Juba — Internationally renowned South Sudanese singer, Emmanuel Jal on Friday put aside his recent troubles with the security forces and put on a remarkable performance at the climax of celebrations to mark the International Peace Day in Juba on Saturday.

Jal's "We Want Peace" concert in the South Sudan capital, was hoping to usher in a new chapter of peace in the country's post-conflict era; bringing together business with humanitarian actors, government, the private sector and the diplomatic community as key actors in nation building.

On 8 September Jal was randomly robbed of his phone and beaten unconscious by South Sudanese police, an act he described as "sad" and "ironic" considering the work he has done to promote peace and human rights in young nation.

Jal told Sudan Tribune after the attack that he was undeterred by the incident and will continue with his advocacy work to ensure his message of peace "freedom, equality and justice" is heard in South Sudan.

"I am swollen, but recovering, and thank all the fans and supporters for their well wishes," he said in a statement, issued through his media relations manager, Rozan Ahmed.

The We Want Peace movement, which began in 2010, mainly advocates for protection and justice focusing on, but not exclusive to, newly independent South Sudan, and Sudan.

The campaign is backed by notable political figures such as former US President Jimmy Carter and the former UN Secretary General Kofi Annan, as well as celebrities such as singer, Alicia Keys and actor George Clooney, who has played a prominent role in US-based advocacy regarding war in Darfur and more recently South Sudan's independence and the ongoing conflict in Nuba Mountains and the Blue Nile regions of Sudan.

South Sudan Vice President, Riek Machar, while speaking at a high profile WWP business gala, said Jal's campaign is a beacon of peace South Sudan, a country which has suffered decades of civil war.

"I appreciate all those who have supported Emmanuel Jal and his We Want Peace team. This shows me that as a business in South Sudan, you care.
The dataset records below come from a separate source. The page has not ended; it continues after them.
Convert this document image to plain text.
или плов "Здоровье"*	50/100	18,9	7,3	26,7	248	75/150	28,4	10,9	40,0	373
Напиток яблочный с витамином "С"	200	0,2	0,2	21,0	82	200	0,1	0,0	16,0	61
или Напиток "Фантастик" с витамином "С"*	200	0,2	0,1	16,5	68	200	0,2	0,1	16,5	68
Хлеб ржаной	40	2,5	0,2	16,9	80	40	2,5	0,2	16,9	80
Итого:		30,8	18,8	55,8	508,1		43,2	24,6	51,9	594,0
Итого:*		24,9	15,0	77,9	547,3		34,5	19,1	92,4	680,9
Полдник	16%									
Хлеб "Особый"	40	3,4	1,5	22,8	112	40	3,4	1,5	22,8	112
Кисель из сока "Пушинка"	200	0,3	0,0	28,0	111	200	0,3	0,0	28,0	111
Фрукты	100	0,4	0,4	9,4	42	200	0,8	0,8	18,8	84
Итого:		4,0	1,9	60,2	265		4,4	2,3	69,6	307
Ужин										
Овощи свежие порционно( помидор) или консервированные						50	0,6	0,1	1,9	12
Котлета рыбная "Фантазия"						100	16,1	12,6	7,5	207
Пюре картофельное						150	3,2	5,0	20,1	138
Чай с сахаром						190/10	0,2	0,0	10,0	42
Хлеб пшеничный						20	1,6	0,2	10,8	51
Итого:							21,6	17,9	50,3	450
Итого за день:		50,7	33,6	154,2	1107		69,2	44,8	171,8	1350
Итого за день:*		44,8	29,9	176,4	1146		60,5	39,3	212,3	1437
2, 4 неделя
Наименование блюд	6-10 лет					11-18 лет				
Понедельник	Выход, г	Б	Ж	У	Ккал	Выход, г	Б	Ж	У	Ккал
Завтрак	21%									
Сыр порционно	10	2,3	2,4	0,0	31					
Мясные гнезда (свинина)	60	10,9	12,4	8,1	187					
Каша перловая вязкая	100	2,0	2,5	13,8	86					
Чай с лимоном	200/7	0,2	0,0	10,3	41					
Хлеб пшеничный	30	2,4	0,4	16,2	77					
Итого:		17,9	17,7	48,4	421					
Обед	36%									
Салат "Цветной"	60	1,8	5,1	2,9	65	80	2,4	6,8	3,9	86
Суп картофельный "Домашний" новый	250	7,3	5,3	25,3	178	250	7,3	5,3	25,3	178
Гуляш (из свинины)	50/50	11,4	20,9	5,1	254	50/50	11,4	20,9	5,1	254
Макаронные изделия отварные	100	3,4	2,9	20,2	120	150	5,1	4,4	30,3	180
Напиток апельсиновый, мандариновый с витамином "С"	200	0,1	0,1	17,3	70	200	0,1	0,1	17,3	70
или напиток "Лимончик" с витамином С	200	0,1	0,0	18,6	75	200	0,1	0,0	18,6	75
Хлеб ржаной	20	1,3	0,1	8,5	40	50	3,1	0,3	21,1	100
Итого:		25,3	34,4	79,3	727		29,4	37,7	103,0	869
You care about our country, and its peaceful development," said Machar, during the gala organized a day before the concert.

South Sudan, the Vice President said, is Africa's next destination for investment, while lauding the famous South Sudanese singer's efforts in ensuring the people invest responsibly, describing it as a "noble" one.

Barnaba Marial Benjamin, South Sudan's information minister equally commended Jal's efforts in highlighting existing obstacles and celebrating the necessity in sustaining peace in the new nation.

Jal, who performed alongside legendary hip hop singer, Darryl "DMC" McDaniels, also signaled the need for peace, which he said enhances the atmosphere for real investment and sustainable development.

"Peace equals justice, equality and freedom for all, this includes corporate social responsibility, which all businesses in South Sudan have a role in fulfilling...they too play a crucial part in the country's stability," he said.

In October 2011, Jal received the Common Ground Award in Washington DC, previously awarded to the likes of Desmond Tutu and Mohammad Ali, for his dedication to peace building.

In April this year, he was nominated as a Young Global Leader for the World Economic Forum, and in June, performed at the G20 summit in Mexico.

The hip-hop star, however, condemned the rampant "abuse" of power in South Sudan saying it should not be tolerated at any level. The practice of tribalism, police brutality, corruption and other problems of de-stabilization, he said, must be highlighted and stopped, if the young nation is to make any progress.

Lam Tugwar, the chairperson for South Sudan Artist Association (SSAA) on Tuesday said he was equally disappointed on learning about the abuse Jal suffered earlier this month at hands of law enforcement officers.

"Personally, I could not believe that such things involving Police brutality are still happening in South Sudan and we strongly condemn such acts," Lam told Sudan Tribune by phone.

However said Lam said that the issue should have been raise at local level instead of using social networking sites like Twitter and Facebook to spread word of the incident, which he said portrayed the new nation in bad light.

"We are a young nation and as you know things are just improving," he said.

Jal was en route to the Gatwich guesthouse in the outskirts of Juba when he was stopped by police and robbed of his mobile phone, while a group of approximately 15 police and national security officers looked on, according to reports.

Despite being saddened by the incident, Jal remains upbeat about his home-country adding in a statement after the incident: "I am releasing this statement because I was raised in an environment where speaking out against injustice is always considered a route for peace. Let us continue to put a spotlight on such dark issues, for it is the best solution in paving a way for our bright future".